FRUIT EXPANSION: BLACKBERRIES + STONE FRUIT
LETTUCE of the WEEK: BUTTER

Raw Grated Zucchini Salad with Feta

Ingredients:
2 medium zucchini, grated or shredded (see Recipe Notes)
1 pint cherry tomatoes, halved
1 6-ounce jar castelvetrano olives, drained & halved
6 ounces feta, crumbled
2 tablespoons fresh dill, torn or roughly chopped
1 lemon, juiced
1 tablespoon extra virgin olive oil
Kosher salt & ground black pepper
(
Find the full recipe and directions here at Plays Well with Butter)

Keto Broccoli Salad

(I’m not keto, or anything for that matter, but i prefer high fat low carb meals as they keep my blood sugar stable.
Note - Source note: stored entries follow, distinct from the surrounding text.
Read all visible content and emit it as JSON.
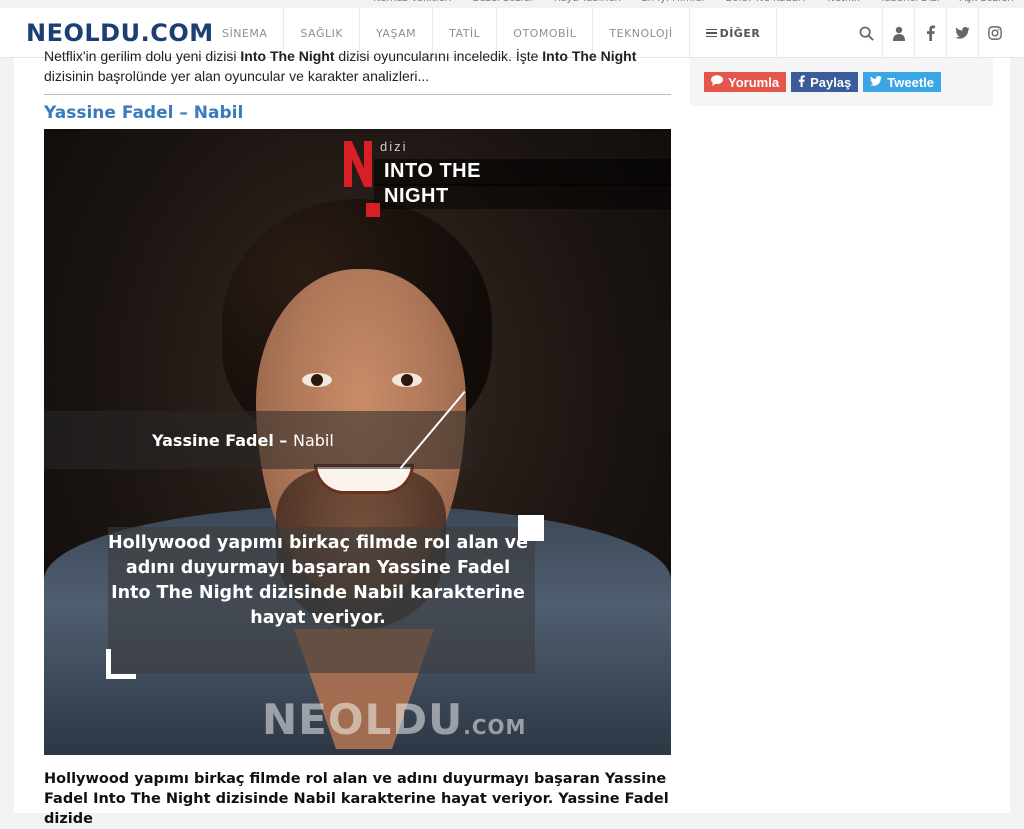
{
  "topbar": {
    "links": [
      "Namaz Vakitleri",
      "Güzel Sözler",
      "Rüya Tabirleri",
      "En İyi Filmler",
      "Bolu? Ne Kadar?",
      "Netflix",
      "Yabancı Dizi",
      "Aşk Sözleri"
    ]
  },
  "header": {
    "logo": "NEOLDU.COM",
    "nav": [
      "SİNEMA",
      "SAĞLIK",
      "YAŞAM",
      "TATİL",
      "OTOMOBİL",
      "TEKNOLOJİ"
    ],
    "more_label": "DİĞER",
    "icons": [
      "search-icon",
      "user-icon",
      "facebook-icon",
      "twitter-icon",
      "instagram-icon"
    ]
  },
  "article": {
    "intro_part1": "Netflix'in gerilim dolu yeni dizisi ",
    "intro_b1": "Into The Night",
    "intro_part2": " dizisi oyuncularını inceledik. İşte ",
    "intro_b2": "Into The Night",
    "intro_part3": " dizisinin başrolünde yer alan oyuncular ve karakter analizleri...",
    "subhead": "Yassine Fadel – Nabil",
    "image": {
      "dizi_label": "dizi",
      "series_title_line1": "INTO THE",
      "series_title_line2": "NIGHT",
      "actor_name": "Yassine Fadel – ",
      "character_name": "Nabil",
      "quote": "Hollywood yapımı birkaç filmde rol alan ve adını duyurmayı başaran Yassine Fadel Into The Night dizisinde Nabil karakterine hayat veriyor.",
      "watermark": "NEOLDU",
      "watermark_suffix": ".COM"
    },
    "caption": "Hollywood yapımı birkaç filmde rol alan ve adını duyurmayı başaran Yassine Fadel Into The Night dizisinde Nabil karakterine hayat veriyor. Yassine Fadel dizide"
  },
  "share": {
    "comment_label": "Yorumla",
    "facebook_label": "Paylaş",
    "twitter_label": "Tweetle"
  },
  "colors": {
    "brand": "#1c3f73",
    "subhead": "#3a7bbd",
    "comment": "#e4554a",
    "facebook": "#3c5b9b",
    "twitter": "#3ba5e6",
    "netflix_red": "#d81f26"
  }
}
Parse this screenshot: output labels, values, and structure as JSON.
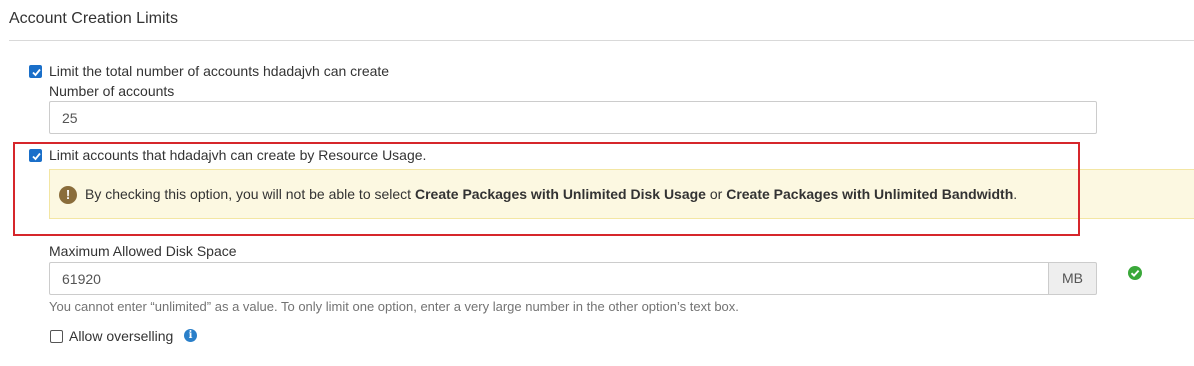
{
  "section": {
    "title": "Account Creation Limits"
  },
  "limit_total": {
    "checked": true,
    "label": "Limit the total number of accounts hdadajvh can create",
    "field_label": "Number of accounts",
    "value": "25"
  },
  "limit_resource": {
    "checked": true,
    "label": "Limit accounts that hdadajvh can create by Resource Usage.",
    "warning": {
      "icon": "exclamation-icon",
      "prefix": "By checking this option, you will not be able to select ",
      "bold1": "Create Packages with Unlimited Disk Usage",
      "middle": " or ",
      "bold2": "Create Packages with Unlimited Bandwidth",
      "suffix": "."
    }
  },
  "disk_space": {
    "label": "Maximum Allowed Disk Space",
    "value": "61920",
    "unit": "MB",
    "valid_icon": "check-circle-icon",
    "help": "You cannot enter “unlimited” as a value. To only limit one option, enter a very large number in the other option’s text box."
  },
  "overselling": {
    "checked": false,
    "label": "Allow overselling",
    "info_icon": "info-icon"
  },
  "colors": {
    "accent": "#1a6fc9",
    "warning_bg": "#fcf8e1",
    "highlight_border": "#d6262b",
    "success": "#3aa83a"
  }
}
With that said I’d use this recipe – like all of them – as a template to make your own.)
Ingredients:
Creamy Tahini Dressing
1/4 cup tahini
1/4 cup lemon juice
1/4 cup red wine vinegar
2 tablespoons olive oil
salt and pepper to taste
Broccoli Salad
10 cups broccoli chopped small
10 slices bacon cooked crisp and crumbled
1 red bell pepper diced
1/2 cup cheddar cheese grated
1/2 cup sunflower seeds roasted and salted
1/4 cup red onion chopped
(Find the full recipe and directions here at Blissfully Low Carb)

Creamy Tomato Sauce with Zucchini Noodles

Ingredients:
3 cups tomatoes
3 cloves garlic
1 tbsp olive oil
2/3 cups raw cashews (Soaked for 10 minutes in boiling water and then drained)
2 tbsp tomato paste
1/4 tsp chili flakes
1/4 tsp salt
Pasta
4 zucchini spiralized
1/4 tsp salt
Optional Additions
1 cup spinach
3/4 cup shredded chicken
1/2 cup cooked prawns
(Find the full recipe and inspiration here at Every Last Bite)

Mexican Quinoa Stuffed Peppers

(This recipe looked way too goo to leave to ol bell peppers. Any stuffing that doesnt fit in the carmen peppers, surely will fit in your mouth!)
Ingredients:
PEPPERS
1/2 cup quinoa or rice (thoroughly rinsed and drained)
1 scant cups vegetable stock (sub water, but it will be less flavorful)
2 large red, yellow, or orange bell peppers (halved, seeds removed)
1/4 cup salsa (plus more for serving)
1/2 Tbsp nutritional yeast (optional)
1 tsp cumin powder
0.75 tsp chili powder
0.75 tsp garlic powder
1/2 15-ounce can black beans (drained // if unsalted, add 1/4 tsp sea salt per can)
1/2 cup whole kernel corn (drained)
(Find the full recipe and directions here at The Minimalist Baker)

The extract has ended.